核心概念
本稿では、ボソンサンプリング検証において、サンプル空間の充填挙動を分析することで、真のボソンサンプリングと古典的なシミュレーションを区別できる新しい手法を提案している。
要約
本稿は、量子コンピューティングにおけるボソンサンプリングの検証問題に関する研究論文である。
研究目的
- 量子計算上の優位性を実証する上で重要な課題である、ボソンサンプリングの検証において、真のボソンサンプリングと古典的なシミュレーションを区別する、効率的かつ効果的な新しいプロトコルを開発すること。
手法
- ボソンサンプリング後のサンプル空間におけるデータ点間の距離に基づいて、データ点をノード、データ点間の関係性をエッジとした「波動関数ネットワーク(WFN)」を構築する。
- 収集したサンプル数に対するWFNの次数分布の平均値⟨μ⟩と標準偏差⟨σ⟩の依存性を分析する。
- ⟨μ⟩と⟨σ⟩のサンプル数依存性をフィッティングするパラメータを用いて、真のボソンサンプリングと古典的なシミュレーションを区別する。
主な結果
- サンプル空間の充填に伴うWFNの進化を分析することで、真のボソンサンプリングと、均一分布、区別可能な粒子サンプリング、平均場サンプリングといった古典的なシミュレーションを区別できることが示された。

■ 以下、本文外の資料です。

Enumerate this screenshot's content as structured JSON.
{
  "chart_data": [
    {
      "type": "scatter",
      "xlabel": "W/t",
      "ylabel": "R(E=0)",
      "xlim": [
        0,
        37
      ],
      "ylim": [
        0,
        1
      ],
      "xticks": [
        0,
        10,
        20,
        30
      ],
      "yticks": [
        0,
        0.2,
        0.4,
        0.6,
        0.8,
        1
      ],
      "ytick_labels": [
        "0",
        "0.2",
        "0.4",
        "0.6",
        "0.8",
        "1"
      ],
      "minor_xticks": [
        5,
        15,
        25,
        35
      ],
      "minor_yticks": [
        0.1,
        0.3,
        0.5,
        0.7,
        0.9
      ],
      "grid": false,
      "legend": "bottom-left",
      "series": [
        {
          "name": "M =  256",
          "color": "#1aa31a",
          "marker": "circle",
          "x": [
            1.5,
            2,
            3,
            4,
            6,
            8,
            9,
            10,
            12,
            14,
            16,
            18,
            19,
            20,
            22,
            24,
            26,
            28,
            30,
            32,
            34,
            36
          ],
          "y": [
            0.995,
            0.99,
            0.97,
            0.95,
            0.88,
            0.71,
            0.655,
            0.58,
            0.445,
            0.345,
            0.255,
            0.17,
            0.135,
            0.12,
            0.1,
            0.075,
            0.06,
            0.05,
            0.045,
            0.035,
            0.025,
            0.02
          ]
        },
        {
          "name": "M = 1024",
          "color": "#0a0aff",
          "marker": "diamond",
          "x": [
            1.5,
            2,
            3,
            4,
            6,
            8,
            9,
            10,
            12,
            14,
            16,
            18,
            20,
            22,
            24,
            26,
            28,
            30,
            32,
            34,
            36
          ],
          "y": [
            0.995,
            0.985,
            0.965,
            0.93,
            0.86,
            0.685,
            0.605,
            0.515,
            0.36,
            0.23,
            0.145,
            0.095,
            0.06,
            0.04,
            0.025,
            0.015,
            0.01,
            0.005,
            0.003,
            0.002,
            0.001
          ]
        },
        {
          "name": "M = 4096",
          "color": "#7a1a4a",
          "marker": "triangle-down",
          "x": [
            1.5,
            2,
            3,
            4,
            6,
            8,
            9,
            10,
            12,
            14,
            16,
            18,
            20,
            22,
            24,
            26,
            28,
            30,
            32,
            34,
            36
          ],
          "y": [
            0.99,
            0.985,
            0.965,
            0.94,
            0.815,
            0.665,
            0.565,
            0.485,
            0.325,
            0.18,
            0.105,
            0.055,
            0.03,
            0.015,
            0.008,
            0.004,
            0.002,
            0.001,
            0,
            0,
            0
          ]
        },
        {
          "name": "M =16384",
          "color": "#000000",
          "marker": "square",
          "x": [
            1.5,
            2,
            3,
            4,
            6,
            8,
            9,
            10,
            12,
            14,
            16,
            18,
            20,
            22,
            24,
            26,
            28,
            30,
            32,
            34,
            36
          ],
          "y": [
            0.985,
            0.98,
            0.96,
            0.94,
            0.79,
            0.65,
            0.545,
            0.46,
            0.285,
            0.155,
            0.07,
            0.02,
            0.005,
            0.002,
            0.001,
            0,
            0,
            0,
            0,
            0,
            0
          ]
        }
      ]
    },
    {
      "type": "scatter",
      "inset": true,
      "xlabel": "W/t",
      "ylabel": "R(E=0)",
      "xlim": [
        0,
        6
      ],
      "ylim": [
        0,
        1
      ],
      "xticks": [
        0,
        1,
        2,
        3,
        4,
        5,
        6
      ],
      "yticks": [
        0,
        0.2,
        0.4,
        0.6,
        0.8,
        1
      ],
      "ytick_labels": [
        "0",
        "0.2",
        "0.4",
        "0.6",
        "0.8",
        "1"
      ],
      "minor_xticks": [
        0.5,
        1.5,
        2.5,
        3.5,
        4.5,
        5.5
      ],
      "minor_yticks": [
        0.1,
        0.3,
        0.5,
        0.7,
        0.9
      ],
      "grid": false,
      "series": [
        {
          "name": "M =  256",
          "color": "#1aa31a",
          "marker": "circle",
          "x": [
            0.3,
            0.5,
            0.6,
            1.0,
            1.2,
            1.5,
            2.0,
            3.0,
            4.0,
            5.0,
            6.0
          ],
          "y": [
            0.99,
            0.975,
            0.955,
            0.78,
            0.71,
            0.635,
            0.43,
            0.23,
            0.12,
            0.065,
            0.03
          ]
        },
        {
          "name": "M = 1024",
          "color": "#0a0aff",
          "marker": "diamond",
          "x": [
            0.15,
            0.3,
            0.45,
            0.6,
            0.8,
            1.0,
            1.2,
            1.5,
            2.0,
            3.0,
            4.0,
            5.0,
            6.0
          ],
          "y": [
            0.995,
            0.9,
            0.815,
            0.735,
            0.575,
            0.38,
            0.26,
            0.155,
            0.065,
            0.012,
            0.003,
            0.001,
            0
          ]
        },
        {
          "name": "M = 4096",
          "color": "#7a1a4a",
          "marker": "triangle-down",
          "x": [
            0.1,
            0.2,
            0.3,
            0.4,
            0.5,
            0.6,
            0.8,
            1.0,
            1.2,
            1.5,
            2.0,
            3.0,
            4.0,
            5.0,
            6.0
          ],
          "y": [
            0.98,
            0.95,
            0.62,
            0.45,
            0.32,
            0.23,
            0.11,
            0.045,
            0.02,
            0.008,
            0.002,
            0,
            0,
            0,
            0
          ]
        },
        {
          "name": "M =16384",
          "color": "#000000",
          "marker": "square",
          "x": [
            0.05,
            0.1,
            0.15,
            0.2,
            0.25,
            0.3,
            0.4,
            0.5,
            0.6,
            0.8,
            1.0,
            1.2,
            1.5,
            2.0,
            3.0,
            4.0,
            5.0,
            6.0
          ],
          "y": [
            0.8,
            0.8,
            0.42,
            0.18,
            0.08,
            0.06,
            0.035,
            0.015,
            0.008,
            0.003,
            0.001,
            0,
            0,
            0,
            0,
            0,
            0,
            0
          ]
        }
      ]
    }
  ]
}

- 提案手法は、最大20個の光子を400モードの干渉計に注入するシステムに対して有効であることが確認された。
結論
- 本研究で提案されたサンプル空間充填分析に基づく検証プロトコルは、ボソンサンプリング検証において有効な手段となりうる。
- 本手法は、計算量が少なく、必要なサンプル数も少ないため、大規模なボソンサンプリング実験の検証にも適用可能である。
意義
- 本研究は、ボソンサンプリング検証のための新しいアプローチを提供し、量子計算上の優位性の実証に向けた重要な一歩となる。
- WFNを用いたサンプル空間分析は、他の量子状態の検証にも応用できる可能性がある。
限界と今後の研究
- 本研究では、固定された干渉計行列を用いたシミュレーションデータを使用しており、未知の干渉計行列を用いた場合の検証精度については更なる検討が必要である。
- より多くのサンプル数や異なるシステムサイズを用いた検証、また、平均場サンプリングなどの他の古典的シミュレーションとの比較検討も必要である。
統計
5個の光子を25モードの干渉計に注入するシステムでは、118,755通りの可能な結果が存在する。
20個の光子を400モードの干渉計に注入するシステムに対して、最大18,000個のサンプルを用いて検証を行った。